Av Nathalie Grigorenko
Mental health has become a popular topic in public discourse of lately, and there are many views on why mental health, especially with the younger population, is as bad as it is. I will attempt to analyse and contrast these views in a mini series of blog posts here on Yvonne’s blog. The first will focus on social media’s influence on mental health.
Social media’s influence on mental health
There is no hiding that there is a massive difference between growing up now and growing up ten or twenty years ago. One prominent difference between the times is the existence of social media. Day in and day out we encounter pictures of the perfect lives of others as well as the perfect body, and one can only assume that when one is bombarded with images of the ideal body that anything that differs from this image will be looked down upon. This thinking could be severely detrimental to mental health in many ways. Not only could it lead to low self-confidence, but it can also lead to unhealthy fixations and anxiety.
£1 every time
If I had £1 every time I heard a friend saying something bad about their own body I would probably be able to pay off my student loans today. The young generations are constantly comparing themselves to the ideal body image, and if it doesn’t match their own body type then they have to make it known that they are aware it isn’t. This is because you do not want people thinking that you think you look great. If you don’t complain about your body you will be seen as full of yourself and most probably arrogant.

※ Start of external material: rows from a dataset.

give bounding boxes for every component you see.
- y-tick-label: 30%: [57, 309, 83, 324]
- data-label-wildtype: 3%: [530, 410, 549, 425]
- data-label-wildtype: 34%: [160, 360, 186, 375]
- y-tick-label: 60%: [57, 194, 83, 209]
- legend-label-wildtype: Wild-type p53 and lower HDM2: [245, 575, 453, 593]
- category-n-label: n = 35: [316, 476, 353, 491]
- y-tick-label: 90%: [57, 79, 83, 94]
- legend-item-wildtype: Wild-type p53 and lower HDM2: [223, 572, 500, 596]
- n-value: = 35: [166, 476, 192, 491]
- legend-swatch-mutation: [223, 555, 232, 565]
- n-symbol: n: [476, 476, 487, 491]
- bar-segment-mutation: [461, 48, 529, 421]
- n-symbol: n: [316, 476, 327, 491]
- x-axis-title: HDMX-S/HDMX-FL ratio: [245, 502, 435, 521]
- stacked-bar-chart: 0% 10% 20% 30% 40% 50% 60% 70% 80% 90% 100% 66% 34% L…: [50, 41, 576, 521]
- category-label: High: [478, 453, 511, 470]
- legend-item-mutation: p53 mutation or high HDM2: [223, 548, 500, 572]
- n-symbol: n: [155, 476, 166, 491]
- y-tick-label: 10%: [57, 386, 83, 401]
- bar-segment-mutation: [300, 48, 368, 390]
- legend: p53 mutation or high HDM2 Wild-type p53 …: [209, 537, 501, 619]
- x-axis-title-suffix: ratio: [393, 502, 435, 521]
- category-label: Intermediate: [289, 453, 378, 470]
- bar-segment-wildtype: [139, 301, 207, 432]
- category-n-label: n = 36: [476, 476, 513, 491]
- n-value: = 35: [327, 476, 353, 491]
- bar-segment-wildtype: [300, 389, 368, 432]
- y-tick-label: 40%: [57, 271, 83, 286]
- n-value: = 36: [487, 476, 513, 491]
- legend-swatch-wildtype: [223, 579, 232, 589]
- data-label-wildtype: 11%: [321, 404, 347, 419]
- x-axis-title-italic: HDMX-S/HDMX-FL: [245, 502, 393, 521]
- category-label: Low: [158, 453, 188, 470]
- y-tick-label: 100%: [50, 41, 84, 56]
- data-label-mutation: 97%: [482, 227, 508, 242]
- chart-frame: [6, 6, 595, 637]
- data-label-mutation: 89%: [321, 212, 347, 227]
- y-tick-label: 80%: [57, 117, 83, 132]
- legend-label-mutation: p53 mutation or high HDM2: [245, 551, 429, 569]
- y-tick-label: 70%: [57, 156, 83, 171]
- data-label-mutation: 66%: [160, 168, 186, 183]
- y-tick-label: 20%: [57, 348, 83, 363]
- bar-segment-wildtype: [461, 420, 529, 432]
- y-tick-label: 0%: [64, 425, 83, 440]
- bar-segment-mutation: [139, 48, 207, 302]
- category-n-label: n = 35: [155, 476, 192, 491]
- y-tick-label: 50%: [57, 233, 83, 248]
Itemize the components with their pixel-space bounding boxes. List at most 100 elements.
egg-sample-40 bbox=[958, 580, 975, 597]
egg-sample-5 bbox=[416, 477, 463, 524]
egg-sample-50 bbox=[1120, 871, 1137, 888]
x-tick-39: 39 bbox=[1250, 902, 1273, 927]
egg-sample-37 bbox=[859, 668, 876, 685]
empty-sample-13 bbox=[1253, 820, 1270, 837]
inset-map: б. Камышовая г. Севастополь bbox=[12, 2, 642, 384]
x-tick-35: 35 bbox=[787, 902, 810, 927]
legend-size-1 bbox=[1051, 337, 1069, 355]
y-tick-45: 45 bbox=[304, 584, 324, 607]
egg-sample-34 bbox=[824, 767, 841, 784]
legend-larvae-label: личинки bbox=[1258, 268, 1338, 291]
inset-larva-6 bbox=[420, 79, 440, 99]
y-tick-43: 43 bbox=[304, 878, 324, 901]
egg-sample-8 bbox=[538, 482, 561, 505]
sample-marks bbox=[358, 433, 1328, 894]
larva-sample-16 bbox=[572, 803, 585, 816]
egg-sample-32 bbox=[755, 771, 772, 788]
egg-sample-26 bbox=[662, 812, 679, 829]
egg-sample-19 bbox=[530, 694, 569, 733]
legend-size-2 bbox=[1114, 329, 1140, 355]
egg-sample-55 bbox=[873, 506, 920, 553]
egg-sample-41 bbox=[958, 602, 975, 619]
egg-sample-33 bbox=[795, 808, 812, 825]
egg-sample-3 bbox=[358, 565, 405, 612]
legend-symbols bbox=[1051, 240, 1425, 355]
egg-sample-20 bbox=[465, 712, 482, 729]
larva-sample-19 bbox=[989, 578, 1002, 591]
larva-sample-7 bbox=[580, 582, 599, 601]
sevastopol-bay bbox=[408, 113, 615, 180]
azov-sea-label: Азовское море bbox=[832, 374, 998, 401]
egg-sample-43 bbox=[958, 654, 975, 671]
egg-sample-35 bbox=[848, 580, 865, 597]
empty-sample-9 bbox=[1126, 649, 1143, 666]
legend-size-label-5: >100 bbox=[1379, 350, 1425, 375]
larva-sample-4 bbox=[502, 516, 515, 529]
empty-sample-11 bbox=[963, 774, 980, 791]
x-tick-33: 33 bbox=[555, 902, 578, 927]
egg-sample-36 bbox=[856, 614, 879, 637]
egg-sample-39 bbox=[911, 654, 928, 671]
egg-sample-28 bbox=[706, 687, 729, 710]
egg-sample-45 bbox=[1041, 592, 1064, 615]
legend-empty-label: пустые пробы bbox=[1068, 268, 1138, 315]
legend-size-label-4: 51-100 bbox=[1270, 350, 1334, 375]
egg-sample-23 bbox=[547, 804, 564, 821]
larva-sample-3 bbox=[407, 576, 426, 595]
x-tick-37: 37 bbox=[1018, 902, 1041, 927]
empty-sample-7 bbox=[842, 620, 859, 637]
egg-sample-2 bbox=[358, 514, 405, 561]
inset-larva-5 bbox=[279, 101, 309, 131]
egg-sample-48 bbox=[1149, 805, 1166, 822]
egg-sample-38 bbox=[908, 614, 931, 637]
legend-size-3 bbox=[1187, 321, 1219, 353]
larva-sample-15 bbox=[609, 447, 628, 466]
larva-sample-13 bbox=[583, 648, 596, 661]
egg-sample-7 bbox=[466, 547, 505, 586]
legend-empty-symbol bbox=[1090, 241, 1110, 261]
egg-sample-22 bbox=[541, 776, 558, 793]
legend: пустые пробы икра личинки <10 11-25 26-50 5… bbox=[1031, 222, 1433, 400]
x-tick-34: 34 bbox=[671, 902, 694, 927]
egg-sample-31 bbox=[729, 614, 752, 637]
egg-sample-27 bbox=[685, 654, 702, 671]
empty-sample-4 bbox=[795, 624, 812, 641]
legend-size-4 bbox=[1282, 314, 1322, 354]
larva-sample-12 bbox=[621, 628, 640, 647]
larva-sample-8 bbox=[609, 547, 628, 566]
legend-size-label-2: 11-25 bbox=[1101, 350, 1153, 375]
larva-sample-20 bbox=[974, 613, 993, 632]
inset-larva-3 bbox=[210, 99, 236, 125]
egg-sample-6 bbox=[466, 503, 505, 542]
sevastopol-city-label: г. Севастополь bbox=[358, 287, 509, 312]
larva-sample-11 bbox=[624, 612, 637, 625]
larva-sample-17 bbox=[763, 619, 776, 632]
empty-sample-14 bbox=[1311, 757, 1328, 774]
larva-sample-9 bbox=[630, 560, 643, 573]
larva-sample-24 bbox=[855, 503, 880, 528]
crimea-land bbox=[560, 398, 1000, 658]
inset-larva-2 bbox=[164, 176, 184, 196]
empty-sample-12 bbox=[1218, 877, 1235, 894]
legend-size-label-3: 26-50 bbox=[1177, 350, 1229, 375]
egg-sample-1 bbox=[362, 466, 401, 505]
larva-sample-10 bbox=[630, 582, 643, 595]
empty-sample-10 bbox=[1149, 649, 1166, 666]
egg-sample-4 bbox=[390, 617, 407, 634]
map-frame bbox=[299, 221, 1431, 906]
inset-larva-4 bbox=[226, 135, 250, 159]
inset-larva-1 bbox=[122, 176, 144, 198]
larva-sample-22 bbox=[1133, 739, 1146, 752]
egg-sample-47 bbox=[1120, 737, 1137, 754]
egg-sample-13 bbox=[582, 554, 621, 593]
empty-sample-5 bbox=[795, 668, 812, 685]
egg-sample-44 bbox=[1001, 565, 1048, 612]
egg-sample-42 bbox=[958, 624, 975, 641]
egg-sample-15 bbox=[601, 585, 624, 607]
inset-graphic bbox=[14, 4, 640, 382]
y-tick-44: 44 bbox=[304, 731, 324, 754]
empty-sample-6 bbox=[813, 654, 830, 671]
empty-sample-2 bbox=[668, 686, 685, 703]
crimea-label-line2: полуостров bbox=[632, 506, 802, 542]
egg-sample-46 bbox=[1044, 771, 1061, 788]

Society shoves body ideals down our throats
It is such a shame that this generation refuses to be happy with their own bodies and what it can do, but I completely understand why. In all fairness, we have very little choice as society shoves body ideals down our throats. The presence of social media and perfect bodies everywhere can only lead to self-doubt. If we want to progress we might want to rethink content on social media. Should we all post pictures of ourselves going to the gym or should we show genuine moments of happiness? Instead of promoting the ideal life we ought to promote real lives. If we stop focusing on how we should be and induce anxiety we can produce a happier population with better mental health.
My generation is not the first victim, we are just victims of a more brutal attack
Of course this is easier said than done, and if I am being honest I do not see behaviour on social media changing. But we do have to remember that despite the young generation being the first generation encountering social media whilst growing up, we are not the first generation to grow up with extensive marketing and other media influence. My generation is not the first victim, we are just victims of a more brutal attack, and perhaps this is why we are talking about media’s influence on mental health. Furthermore, if we see the harm constant media influence has on people, it might be time to focus on changing marketing strategies, and talking more about mental health in the open. Yes, the young generations are the ones creating change, but we cannot make this change without help from the rest of society. If we all change our individual behaviour we might change the communal behaviour.